He @Carl_Christophe_Loui, no problem regarding the above question, wow, that’s quite deep!
Personally, when I first started, not with Unity but generally from a developer perspective, I don’t think I focused on a specific technique for understanding. That may just be characteristic approach, or, it may be perhaps because I didn’t go on to higher education, where maybe a technique of learning is also learnt.
My approach was, and still is, fairly much trial and error I suppose… and if you are picturing a gorilla bashing a keyboard with his palms at the moment you are forgiven! seriously though, it was all very incremental steps. I actually started with ASP for web development I suppose (ignoring things like BASIC way back when I was a kid), so I would have started out wanting to try and achieve something and typically that would have been formed around a question, “how can I make this do that?” for example… immediately some IF / THEN logic would have come up. Syntax wise I would have most likely used a book or hit the many forums/websites for examples and gradually pieced things together.
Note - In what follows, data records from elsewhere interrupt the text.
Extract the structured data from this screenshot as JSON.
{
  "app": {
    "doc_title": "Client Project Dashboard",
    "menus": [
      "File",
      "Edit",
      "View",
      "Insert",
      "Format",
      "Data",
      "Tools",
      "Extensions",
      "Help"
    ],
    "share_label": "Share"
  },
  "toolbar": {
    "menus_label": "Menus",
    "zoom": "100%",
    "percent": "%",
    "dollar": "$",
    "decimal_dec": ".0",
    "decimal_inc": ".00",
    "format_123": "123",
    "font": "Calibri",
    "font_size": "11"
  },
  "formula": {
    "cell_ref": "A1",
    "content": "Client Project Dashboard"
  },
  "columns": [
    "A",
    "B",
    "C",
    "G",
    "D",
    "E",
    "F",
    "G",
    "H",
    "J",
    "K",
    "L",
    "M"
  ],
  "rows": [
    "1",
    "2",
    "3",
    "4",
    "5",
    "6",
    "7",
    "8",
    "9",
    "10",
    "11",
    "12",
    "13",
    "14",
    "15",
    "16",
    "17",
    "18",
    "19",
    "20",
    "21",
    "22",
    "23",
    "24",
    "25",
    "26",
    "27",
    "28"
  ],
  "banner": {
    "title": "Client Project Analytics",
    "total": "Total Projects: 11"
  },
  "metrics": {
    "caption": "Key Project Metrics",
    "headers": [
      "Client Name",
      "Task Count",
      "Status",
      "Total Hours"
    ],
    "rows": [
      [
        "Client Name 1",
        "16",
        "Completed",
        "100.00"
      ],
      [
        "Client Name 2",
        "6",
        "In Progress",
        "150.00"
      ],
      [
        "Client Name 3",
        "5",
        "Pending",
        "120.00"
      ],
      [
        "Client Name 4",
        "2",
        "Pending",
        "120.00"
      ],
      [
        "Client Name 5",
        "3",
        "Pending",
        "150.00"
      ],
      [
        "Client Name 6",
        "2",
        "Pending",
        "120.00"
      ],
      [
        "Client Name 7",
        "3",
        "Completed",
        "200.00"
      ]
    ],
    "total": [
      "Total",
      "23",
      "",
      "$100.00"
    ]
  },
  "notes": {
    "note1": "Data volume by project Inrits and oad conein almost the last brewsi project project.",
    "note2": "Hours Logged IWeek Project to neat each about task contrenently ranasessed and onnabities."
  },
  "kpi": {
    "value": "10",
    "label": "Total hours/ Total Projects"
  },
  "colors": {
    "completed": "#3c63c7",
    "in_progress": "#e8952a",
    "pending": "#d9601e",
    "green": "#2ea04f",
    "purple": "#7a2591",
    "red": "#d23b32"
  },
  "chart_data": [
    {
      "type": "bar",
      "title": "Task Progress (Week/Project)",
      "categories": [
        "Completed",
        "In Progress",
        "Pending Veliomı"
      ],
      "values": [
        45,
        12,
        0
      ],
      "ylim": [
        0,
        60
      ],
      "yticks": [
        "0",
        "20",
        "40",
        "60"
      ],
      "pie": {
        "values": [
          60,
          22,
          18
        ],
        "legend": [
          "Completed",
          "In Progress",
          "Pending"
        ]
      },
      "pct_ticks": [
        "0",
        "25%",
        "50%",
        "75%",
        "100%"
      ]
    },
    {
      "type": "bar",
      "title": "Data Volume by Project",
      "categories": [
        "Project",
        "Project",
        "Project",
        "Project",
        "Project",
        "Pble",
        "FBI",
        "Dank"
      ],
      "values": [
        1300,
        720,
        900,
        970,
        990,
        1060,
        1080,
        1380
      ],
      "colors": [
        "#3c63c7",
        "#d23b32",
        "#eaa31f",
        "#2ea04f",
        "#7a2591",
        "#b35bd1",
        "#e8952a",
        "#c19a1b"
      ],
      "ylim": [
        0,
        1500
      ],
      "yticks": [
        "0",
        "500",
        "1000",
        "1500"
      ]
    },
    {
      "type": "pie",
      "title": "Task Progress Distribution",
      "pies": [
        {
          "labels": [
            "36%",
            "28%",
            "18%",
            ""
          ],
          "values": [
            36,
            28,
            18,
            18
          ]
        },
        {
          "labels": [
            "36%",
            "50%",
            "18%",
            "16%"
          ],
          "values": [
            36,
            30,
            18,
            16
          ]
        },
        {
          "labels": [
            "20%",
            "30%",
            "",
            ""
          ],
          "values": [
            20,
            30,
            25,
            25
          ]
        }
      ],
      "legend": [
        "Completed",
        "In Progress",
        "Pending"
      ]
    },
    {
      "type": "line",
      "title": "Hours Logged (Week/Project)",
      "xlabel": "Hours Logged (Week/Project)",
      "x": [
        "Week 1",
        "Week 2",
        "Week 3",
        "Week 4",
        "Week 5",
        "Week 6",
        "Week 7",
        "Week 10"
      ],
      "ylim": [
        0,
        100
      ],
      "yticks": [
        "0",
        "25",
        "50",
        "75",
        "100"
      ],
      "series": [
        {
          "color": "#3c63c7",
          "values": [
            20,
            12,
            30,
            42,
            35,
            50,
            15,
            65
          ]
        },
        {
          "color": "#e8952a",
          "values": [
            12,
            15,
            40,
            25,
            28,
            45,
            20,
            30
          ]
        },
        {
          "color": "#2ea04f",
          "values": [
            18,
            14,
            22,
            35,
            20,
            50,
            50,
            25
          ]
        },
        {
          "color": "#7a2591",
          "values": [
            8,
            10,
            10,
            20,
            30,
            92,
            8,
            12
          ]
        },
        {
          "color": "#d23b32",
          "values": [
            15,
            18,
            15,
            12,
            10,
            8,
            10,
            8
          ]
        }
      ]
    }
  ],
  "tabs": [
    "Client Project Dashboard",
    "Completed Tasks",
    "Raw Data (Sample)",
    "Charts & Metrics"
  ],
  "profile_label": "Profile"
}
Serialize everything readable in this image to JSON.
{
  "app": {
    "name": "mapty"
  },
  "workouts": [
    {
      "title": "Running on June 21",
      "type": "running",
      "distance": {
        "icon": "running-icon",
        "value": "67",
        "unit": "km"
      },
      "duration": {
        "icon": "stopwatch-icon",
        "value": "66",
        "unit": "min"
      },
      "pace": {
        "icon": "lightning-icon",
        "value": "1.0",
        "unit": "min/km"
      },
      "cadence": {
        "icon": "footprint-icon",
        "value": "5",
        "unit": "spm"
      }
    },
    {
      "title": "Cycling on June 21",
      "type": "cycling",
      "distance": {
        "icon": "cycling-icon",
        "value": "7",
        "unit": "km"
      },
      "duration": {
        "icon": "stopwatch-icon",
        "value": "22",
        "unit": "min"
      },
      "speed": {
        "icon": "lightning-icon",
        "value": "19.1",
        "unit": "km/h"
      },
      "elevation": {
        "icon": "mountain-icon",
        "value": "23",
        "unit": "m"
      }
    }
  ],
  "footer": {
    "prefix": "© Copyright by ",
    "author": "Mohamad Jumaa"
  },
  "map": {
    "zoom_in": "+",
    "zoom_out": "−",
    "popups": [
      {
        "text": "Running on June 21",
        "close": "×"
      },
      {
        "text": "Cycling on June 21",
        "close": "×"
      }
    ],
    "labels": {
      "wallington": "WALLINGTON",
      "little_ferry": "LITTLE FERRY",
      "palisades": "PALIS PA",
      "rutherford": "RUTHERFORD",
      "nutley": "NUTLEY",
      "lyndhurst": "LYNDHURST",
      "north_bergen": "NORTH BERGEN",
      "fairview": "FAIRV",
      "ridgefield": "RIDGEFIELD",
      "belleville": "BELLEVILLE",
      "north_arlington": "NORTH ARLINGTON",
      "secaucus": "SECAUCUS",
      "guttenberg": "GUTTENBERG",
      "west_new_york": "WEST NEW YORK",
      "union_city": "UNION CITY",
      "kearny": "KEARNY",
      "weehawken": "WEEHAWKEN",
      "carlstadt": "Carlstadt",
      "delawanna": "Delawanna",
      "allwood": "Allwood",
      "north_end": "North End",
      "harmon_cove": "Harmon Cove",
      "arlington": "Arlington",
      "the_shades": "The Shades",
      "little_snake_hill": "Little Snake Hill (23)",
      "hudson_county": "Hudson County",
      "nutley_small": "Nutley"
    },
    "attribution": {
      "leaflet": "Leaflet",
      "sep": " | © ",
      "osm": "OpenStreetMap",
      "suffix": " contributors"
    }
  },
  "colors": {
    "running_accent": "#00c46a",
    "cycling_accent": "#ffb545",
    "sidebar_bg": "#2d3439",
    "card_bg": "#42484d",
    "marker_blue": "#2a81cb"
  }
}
Over time I think that that style (for want of a better word) has grown, so a lot of the basics are fairly well known. Even if I am not fluent in a specific programming language I would suspect I could look at it and think, “ok, yeah, I get the idea of what this bit is doing”, and then I would be drawn perhaps to specific keywords/methods that I wasn’t sure about, so I would be researching those maybe online.
When I started with Unity I came primarily from a VB.Net background, so C# wasn’t really a big issue for me, it is primarily syntax differences. The knowledge/understanding of OO, services, layers and so on has just been home grown. At work, developing web based applications I tended to try and write my code with as much re-usability as possible, so I tended to focus more on the architecture of the application, writing code libraries which could be easily extended and re-used for other applications the team would create. It was a learning process. Sometimes it worked well, sometimes it didn’t. I would review, work it out, resolve it and move forward, next time knowing a little bit more.
With tools like Visual Studio, being able to step through your code for debugging is fantastic, and that really helps with learning too as you can visualise very easily which methods are being called, which values are set and so on.
Hope this is of help although I’m not sure I have directly answered your question.